Quindi smartworker vuol dire che lavoro sempre da casa? No, quello si chiama telelavoro. Con lo smartworking lavoro un po’ in azienda e un po’ fuori. Però in azienda ci devo andare. E questa è la cosa positiva, perché si riconosce comunque il valore che ha il fatto di recarsi in un ambiente prettamente dedicato al lavoro, che permetta di concentrarsi, che permetta di interagire con i Colleghi e di incontrare persone.
Ci sono delle aziende che ad esempio, nei loro accordi, hanno stabilito che si fa smartworking 1 volta a settimana.
Attenzione che per mettere in piedi tutto ciò bisogna fare una comunicazione preventiva obbligatoria al Ministero del Lavoro tramite il CdL, altrimenti non è completo. Non basta dire al lavoratore “bene dai, domani lavora pure da casa” e apposto così. NO!
Un’altra precisazione dovuta è che ovviamente il lavoratore non deve essere sempre raggiungibile, quindi vanno proprio stabilite delle fasce orarie in cui lo stesso si rende reperibile e altre in cui ha il diritto alla disconnessione.

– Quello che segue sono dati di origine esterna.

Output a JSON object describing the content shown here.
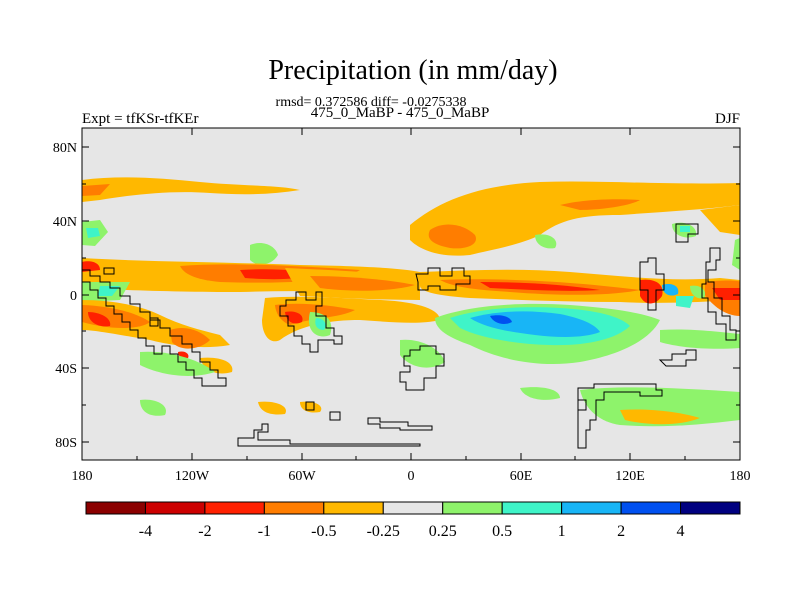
{
  "title": "Precipitation (in mm/day)",
  "stats": "rmsd= 0.372586 diff= -0.0275338",
  "expt_label": "Expt = tfKSr-tfKEr",
  "subtitle": "475_0_MaBP - 475_0_MaBP",
  "season": "DJF",
  "lat_ticks": [
    "80N",
    "40N",
    "0",
    "40S",
    "80S"
  ],
  "lon_ticks": [
    "180",
    "120W",
    "60W",
    "0",
    "60E",
    "120E",
    "180"
  ],
  "colorbar": {
    "colors": [
      "#8b0000",
      "#cc0000",
      "#ff2000",
      "#ff7d00",
      "#ffb800",
      "#e6e6e6",
      "#8ef36b",
      "#3ff4c8",
      "#18b5f6",
      "#0050f0",
      "#000080"
    ],
    "labels": [
      "-4",
      "-2",
      "-1",
      "-0.5",
      "-0.25",
      "0.25",
      "0.5",
      "1",
      "2",
      "4"
    ]
  },
  "colors": {
    "background": "#e6e6e6",
    "coastline": "#000000"
  }
}
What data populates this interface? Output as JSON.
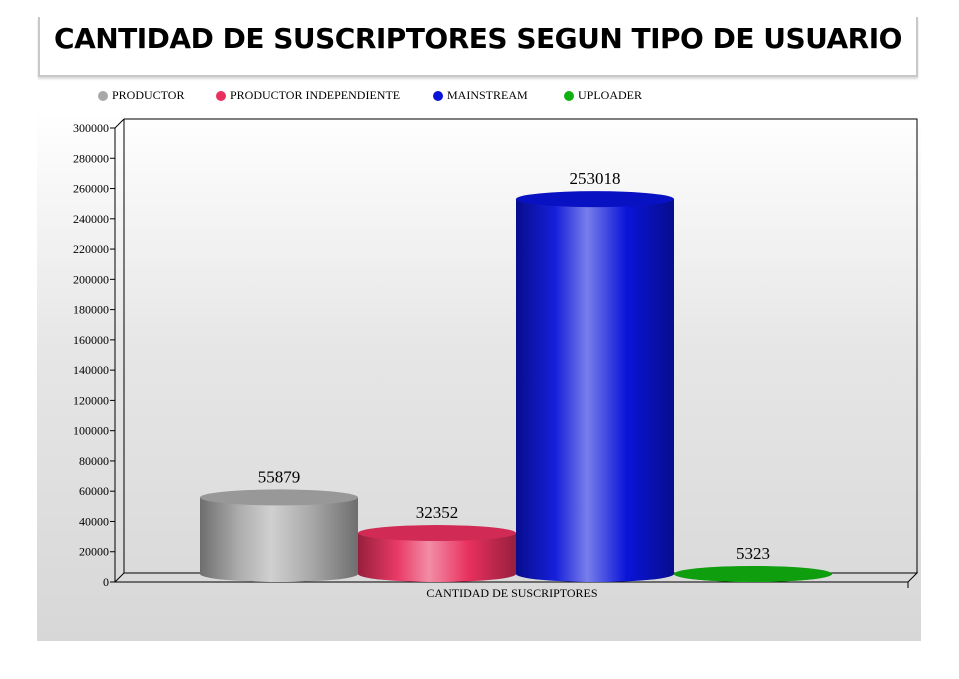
{
  "title": "CANTIDAD DE SUSCRIPTORES SEGUN TIPO DE USUARIO",
  "legend": [
    {
      "label": "PRODUCTOR",
      "color": "#a9a9a9"
    },
    {
      "label": "PRODUCTOR INDEPENDIENTE",
      "color": "#e8305e"
    },
    {
      "label": "MAINSTREAM",
      "color": "#0a14d8"
    },
    {
      "label": "UPLOADER",
      "color": "#10b010"
    }
  ],
  "chart_data": {
    "type": "bar",
    "style": "3d-cylinder",
    "title": "CANTIDAD DE SUSCRIPTORES SEGUN TIPO DE USUARIO",
    "xlabel": "CANTIDAD DE SUSCRIPTORES",
    "ylabel": "",
    "categories": [
      "CANTIDAD DE SUSCRIPTORES"
    ],
    "series": [
      {
        "name": "PRODUCTOR",
        "values": [
          55879
        ],
        "color": "#a9a9a9"
      },
      {
        "name": "PRODUCTOR INDEPENDIENTE",
        "values": [
          32352
        ],
        "color": "#e8305e"
      },
      {
        "name": "MAINSTREAM",
        "values": [
          253018
        ],
        "color": "#0a14d8"
      },
      {
        "name": "UPLOADER",
        "values": [
          5323
        ],
        "color": "#10b010"
      }
    ],
    "data_labels": [
      "55879",
      "32352",
      "253018",
      "5323"
    ],
    "ylim": [
      0,
      300000
    ],
    "yticks": [
      0,
      20000,
      40000,
      60000,
      80000,
      100000,
      120000,
      140000,
      160000,
      180000,
      200000,
      220000,
      240000,
      260000,
      280000,
      300000
    ],
    "legend_position": "top",
    "grid": false
  }
}
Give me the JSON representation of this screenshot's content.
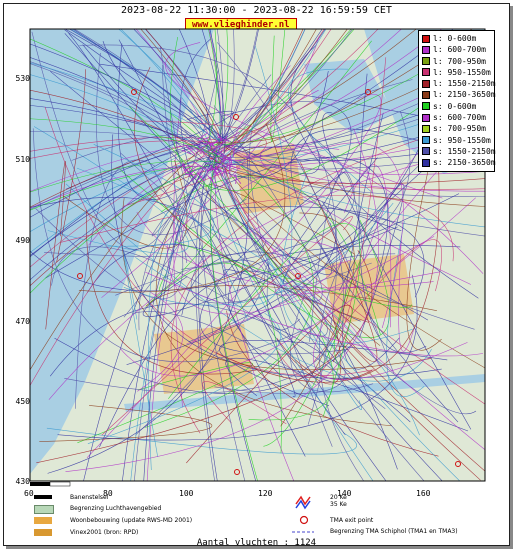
{
  "header": {
    "title": "2023-08-22 11:30:00 - 2023-08-22 16:59:59 CET",
    "brand": "www.vlieghinder.nl"
  },
  "map": {
    "x_range": [
      80,
      175
    ],
    "y_range": [
      430,
      537
    ],
    "x_ticks": [
      "80",
      "100",
      "120",
      "140",
      "160"
    ],
    "y_ticks": [
      "530",
      "510",
      "490",
      "470",
      "450",
      "430"
    ],
    "scale_label": "60"
  },
  "legend": {
    "items": [
      {
        "label": "l: 0-600m",
        "color": "#d01010"
      },
      {
        "label": "l: 600-700m",
        "color": "#b030c8"
      },
      {
        "label": "l: 700-950m",
        "color": "#7aa012"
      },
      {
        "label": "l: 950-1550m",
        "color": "#c83070"
      },
      {
        "label": "l: 1550-2150m",
        "color": "#a02028"
      },
      {
        "label": "l: 2150-3650m",
        "color": "#8a3a18"
      },
      {
        "label": "s: 0-600m",
        "color": "#20d020"
      },
      {
        "label": "s: 600-700m",
        "color": "#b030c8"
      },
      {
        "label": "s: 700-950m",
        "color": "#a0d020"
      },
      {
        "label": "s: 950-1550m",
        "color": "#3a9ad0"
      },
      {
        "label": "s: 1550-2150m",
        "color": "#5050a8"
      },
      {
        "label": "s: 2150-3650m",
        "color": "#3030a0"
      }
    ]
  },
  "key": {
    "runway": "Banenstelsel",
    "airport_boundary": "Begrenzing Luchthavengebied",
    "housing": "Woonbebouwing (update RWS-MD 2001)",
    "vinex": "Vinex2001 (bron: RPD)",
    "noise_20": "20 Ke",
    "noise_35": "35 Ke",
    "tma_exit": "TMA exit point",
    "tma_boundary": "Begrenzing TMA Schiphol  (TMA1 en TMA3)"
  },
  "footer": {
    "count": "Aantal vluchten : 1124"
  },
  "colors": {
    "land": "#dfe8d6",
    "water": "#a9cfe3",
    "housing": "#e8a840",
    "boundary_fill": "#b8d8b8"
  }
}
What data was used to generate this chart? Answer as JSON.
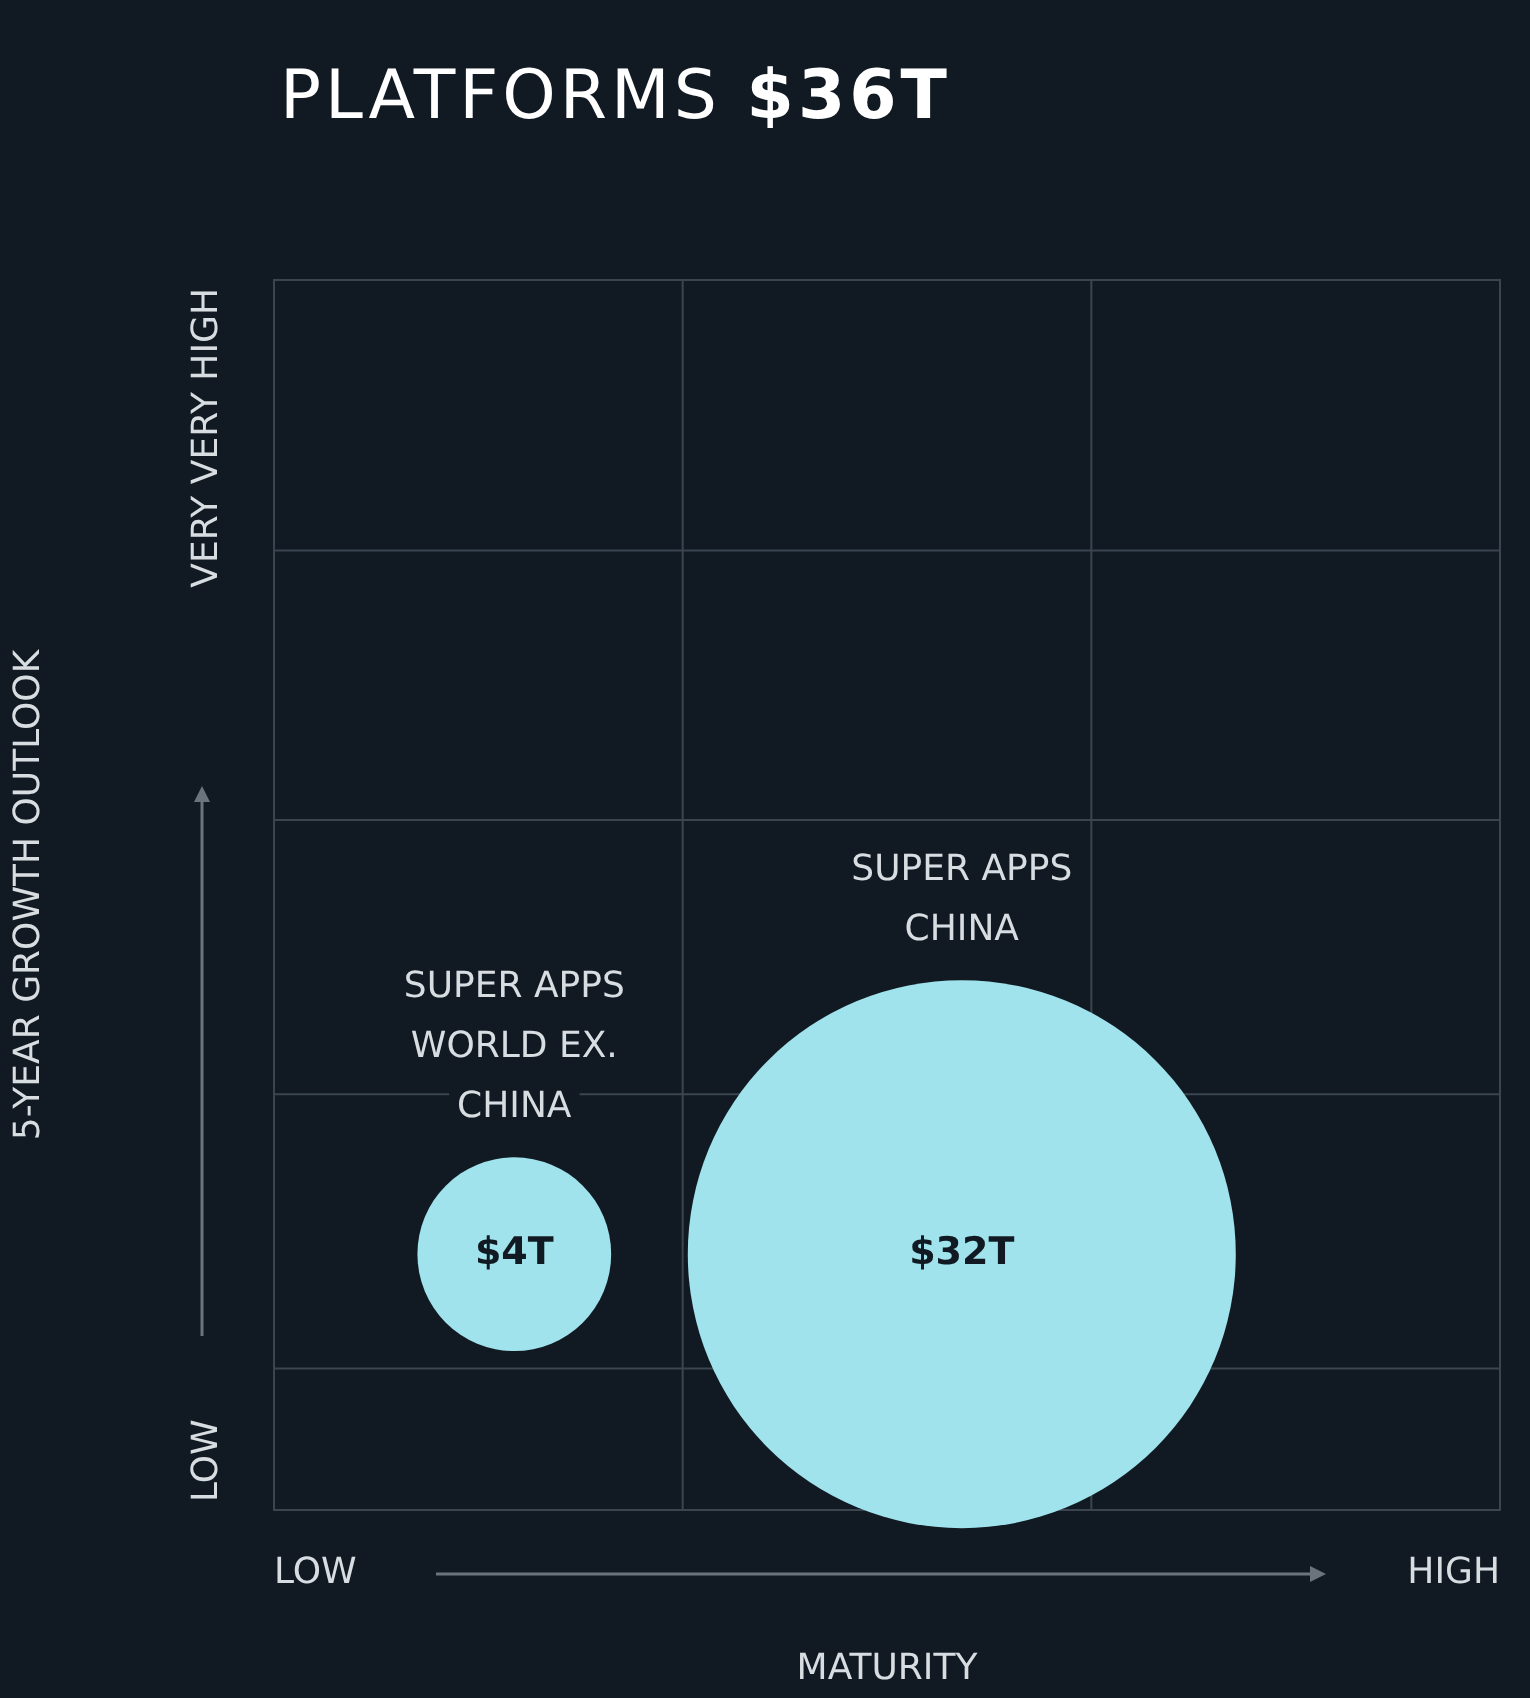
{
  "chart_data": {
    "type": "other",
    "title": "PLATFORMS $36T",
    "xlabel": "MATURITY",
    "ylabel": "5-YEAR GROWTH OUTLOOK",
    "categories": [
      "SUPER APPS WORLD EX. CHINA",
      "SUPER APPS CHINA"
    ],
    "values": [
      4,
      32
    ],
    "value_labels": [
      "$4T",
      "$32T"
    ],
    "colors": [
      "#a0e3ec",
      "#a0e3ec"
    ],
    "annotations": [
      "LOW",
      "HIGH",
      "LOW",
      "VERY VERY HIGH"
    ],
    "legend": false
  }
}
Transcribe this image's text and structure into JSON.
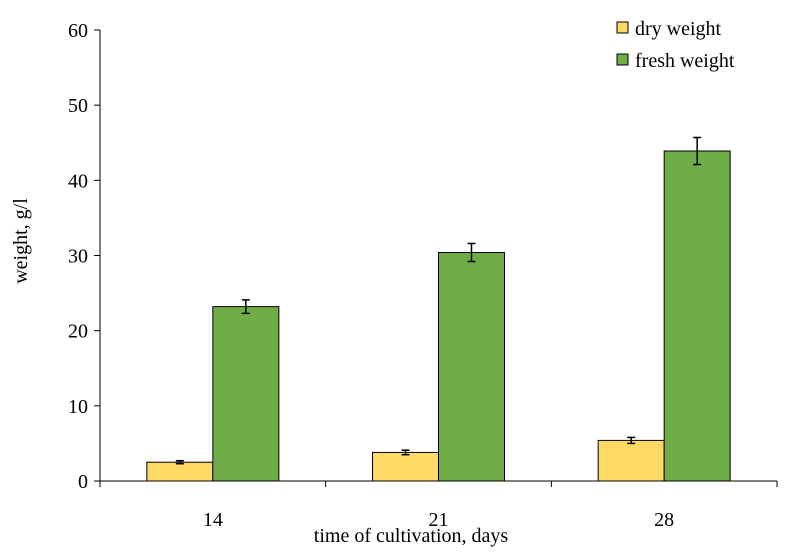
{
  "chart_data": {
    "type": "bar",
    "xlabel": "time of cultivation, days",
    "ylabel": "weight, g/l",
    "ylim": [
      0,
      60
    ],
    "yticks": [
      "0",
      "10",
      "20",
      "30",
      "40",
      "50",
      "60"
    ],
    "categories": [
      "14",
      "21",
      "28"
    ],
    "grid": false,
    "legend_position": "top-right",
    "series": [
      {
        "name": "dry weight",
        "color": "#FFD966",
        "values": [
          2.5,
          3.8,
          5.4
        ],
        "errors": [
          0.2,
          0.3,
          0.4
        ]
      },
      {
        "name": "fresh weight",
        "color": "#70AD47",
        "values": [
          23.2,
          30.4,
          43.9
        ],
        "errors": [
          0.9,
          1.2,
          1.8
        ]
      }
    ]
  }
}
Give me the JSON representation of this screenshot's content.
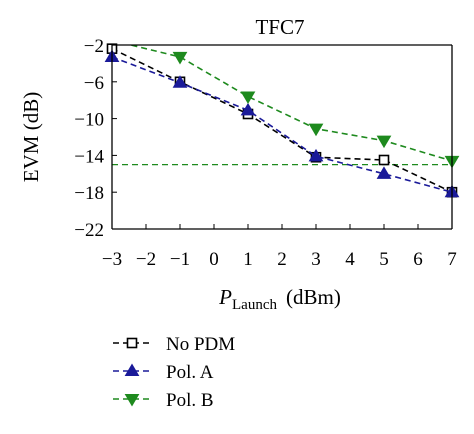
{
  "chart_data": {
    "type": "line",
    "title": "TFC7",
    "ylabel": "EVM (dB)",
    "xlabel_main": "P",
    "xlabel_sub": "Launch",
    "xlabel_unit": "(dBm)",
    "xlim": [
      -3,
      7
    ],
    "ylim": [
      -22,
      -2
    ],
    "x_ticks": [
      -3,
      -2,
      -1,
      0,
      1,
      2,
      3,
      4,
      5,
      6,
      7
    ],
    "x_tick_labels": [
      "−3",
      "−2",
      "−1",
      "0",
      "1",
      "2",
      "3",
      "4",
      "5",
      "6",
      "7"
    ],
    "y_ticks": [
      -2,
      -6,
      -10,
      -14,
      -18,
      -22
    ],
    "y_tick_labels": [
      "−2",
      "−6",
      "−10",
      "−14",
      "−18",
      "−22"
    ],
    "grid": false,
    "legend_position": "below",
    "x": [
      -3,
      -1,
      1,
      3,
      5,
      7
    ],
    "series": [
      {
        "name": "No PDM",
        "marker": "square-open",
        "color": "#000000",
        "values": [
          -2.4,
          -6.0,
          -9.5,
          -14.2,
          -14.5,
          -18.0
        ]
      },
      {
        "name": "Pol. A",
        "marker": "triangle-up",
        "color": "#1a1a99",
        "values": [
          -3.3,
          -6.1,
          -9.1,
          -14.1,
          -16.0,
          -18.0
        ]
      },
      {
        "name": "Pol. B",
        "marker": "triangle-down",
        "color": "#1e8a1e",
        "values": [
          -1.5,
          -3.3,
          -7.6,
          -11.1,
          -12.4,
          -14.6
        ]
      }
    ],
    "reference_line": {
      "y": -15,
      "color": "#1e8a1e",
      "style": "dashed"
    }
  }
}
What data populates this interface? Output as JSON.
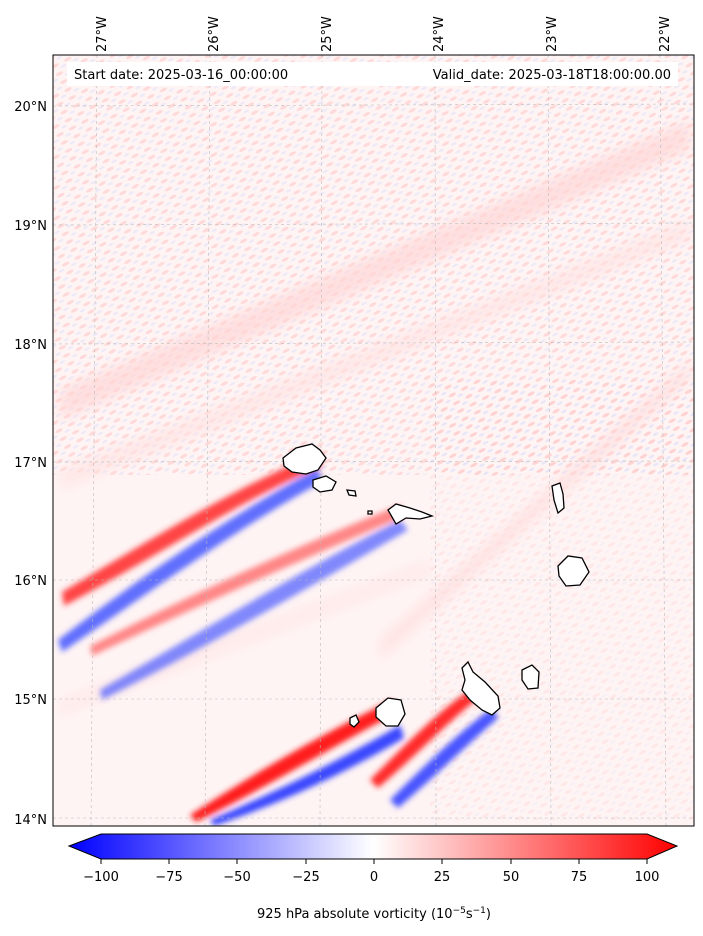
{
  "header": {
    "start_label": "Start date: 2025-03-16_00:00:00",
    "valid_label": "Valid_date: 2025-03-18T18:00:00.00"
  },
  "longitude_labels": [
    "27°W",
    "26°W",
    "25°W",
    "24°W",
    "23°W",
    "22°W"
  ],
  "latitude_labels": [
    "20°N",
    "19°N",
    "18°N",
    "17°N",
    "16°N",
    "15°N",
    "14°N"
  ],
  "colorbar": {
    "ticks": [
      "−100",
      "−75",
      "−50",
      "−25",
      "0",
      "25",
      "50",
      "75",
      "100"
    ],
    "label_main": "925 hPa absolute vorticity (10",
    "label_exp1": "−5",
    "label_mid": "s",
    "label_exp2": "−1",
    "label_end": ")",
    "min_color": "#0000ff",
    "mid_color": "#ffffff",
    "max_color": "#ff0000"
  },
  "chart_data": {
    "type": "heatmap",
    "variable": "925 hPa absolute vorticity",
    "units": "10^-5 s^-1",
    "lon_range": [
      -27.3,
      -21.95
    ],
    "lat_range": [
      13.95,
      20.45
    ],
    "color_range": [
      -100,
      100
    ],
    "colormap": "bwr",
    "grid": true,
    "islands": [
      {
        "lon": -24.9,
        "lat": 16.95,
        "note": "Santo Antão"
      },
      {
        "lon": -24.97,
        "lat": 16.82,
        "note": "São Vicente"
      },
      {
        "lon": -24.25,
        "lat": 16.6,
        "note": "São Nicolau"
      },
      {
        "lon": -22.93,
        "lat": 16.7,
        "note": "Sal"
      },
      {
        "lon": -22.87,
        "lat": 16.1,
        "note": "Boa Vista"
      },
      {
        "lon": -23.12,
        "lat": 15.17,
        "note": "Maio"
      },
      {
        "lon": -23.65,
        "lat": 15.05,
        "note": "Santiago"
      },
      {
        "lon": -24.4,
        "lat": 14.92,
        "note": "Fogo"
      },
      {
        "lon": -24.7,
        "lat": 14.85,
        "note": "Brava"
      }
    ],
    "features": [
      {
        "desc": "red/blue wake dipole",
        "from_lon": -27.25,
        "from_lat": 15.9,
        "to_lon": -24.95,
        "to_lat": 16.95
      },
      {
        "desc": "red/blue wake dipole",
        "from_lon": -27.0,
        "from_lat": 15.4,
        "to_lon": -24.3,
        "to_lat": 16.55
      },
      {
        "desc": "red/blue wake dipole",
        "from_lon": -26.0,
        "from_lat": 14.05,
        "to_lon": -24.45,
        "to_lat": 14.95
      },
      {
        "desc": "red/blue wake dipole",
        "from_lon": -24.6,
        "from_lat": 14.3,
        "to_lon": -23.6,
        "to_lat": 15.1
      }
    ]
  }
}
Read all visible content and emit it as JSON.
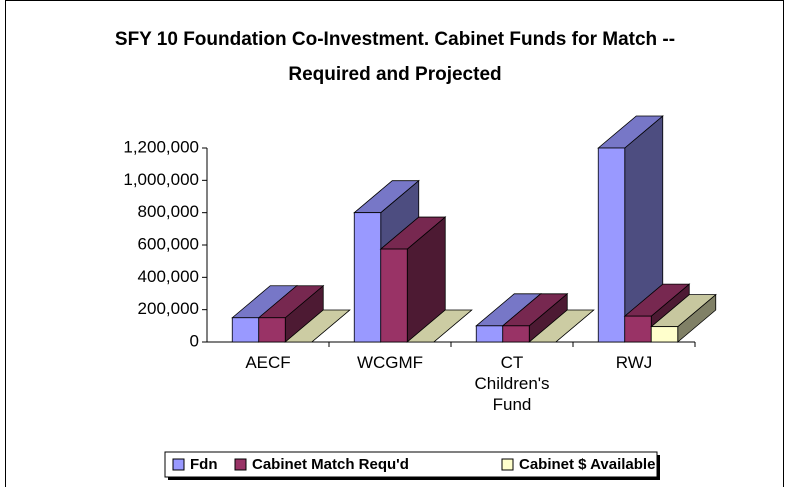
{
  "chart_data": {
    "type": "bar3d",
    "title": "SFY 10 Foundation Co-Investment. Cabinet Funds for Match -- Required and Projected",
    "categories": [
      "AECF",
      "WCGMF",
      "CT Children's Fund",
      "RWJ"
    ],
    "series": [
      {
        "name": "Fdn",
        "color": "#9999ff",
        "values": [
          150000,
          800000,
          100000,
          1200000
        ]
      },
      {
        "name": "Cabinet Match Requ'd",
        "color": "#993366",
        "values": [
          150000,
          575000,
          100000,
          160000
        ]
      },
      {
        "name": "Cabinet $ Available",
        "color": "#ffffcc",
        "values": [
          0,
          0,
          0,
          95000
        ]
      }
    ],
    "ylim": [
      0,
      1200000
    ],
    "yticks": [
      0,
      {
        "value": 200000,
        "label": "200,000"
      },
      {
        "value": 400000,
        "label": "400,000"
      },
      {
        "value": 600000,
        "label": "600,000"
      },
      {
        "value": 800000,
        "label": "800,000"
      },
      {
        "value": 1000000,
        "label": "1,000,000"
      },
      {
        "value": 1200000,
        "label": "1,200,000"
      }
    ],
    "legend": "bottom"
  }
}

Sicuramente questa modalità di lavoro non sarà tutta rose e fiori, ma pensate all’utilità che può avere in queste situazioni: un lavoratore disabile che ha qualche difficoltà negli spostamenti, ma che comunque non vuole isolarsi a casa col telelavoro un dipendente con patologia oncologica, che di certo non ha piacere di stare sempre in malattia, ma a cui può far comodo lavorare da casa (anche per distrarsi un attimo) nei periodi in cui è sottoposto a terapia una mamma alla fine del congedo obbligatorio che vuole tornare a lavoro senza sfruttare il congedo parentale pendolari che magari si evitano un giorno di treno.
Ecco, una cosa molto bella dello smart working è che si può fare a termine, quindi posso provare. Faccio un accordo per 3 mesi, poi vedo come va.

E’ ovvio che non è uno strumento che fa per tutti, ma se siete una realtà in cui potrebbe aver senso… perché non provare? Valutatelo!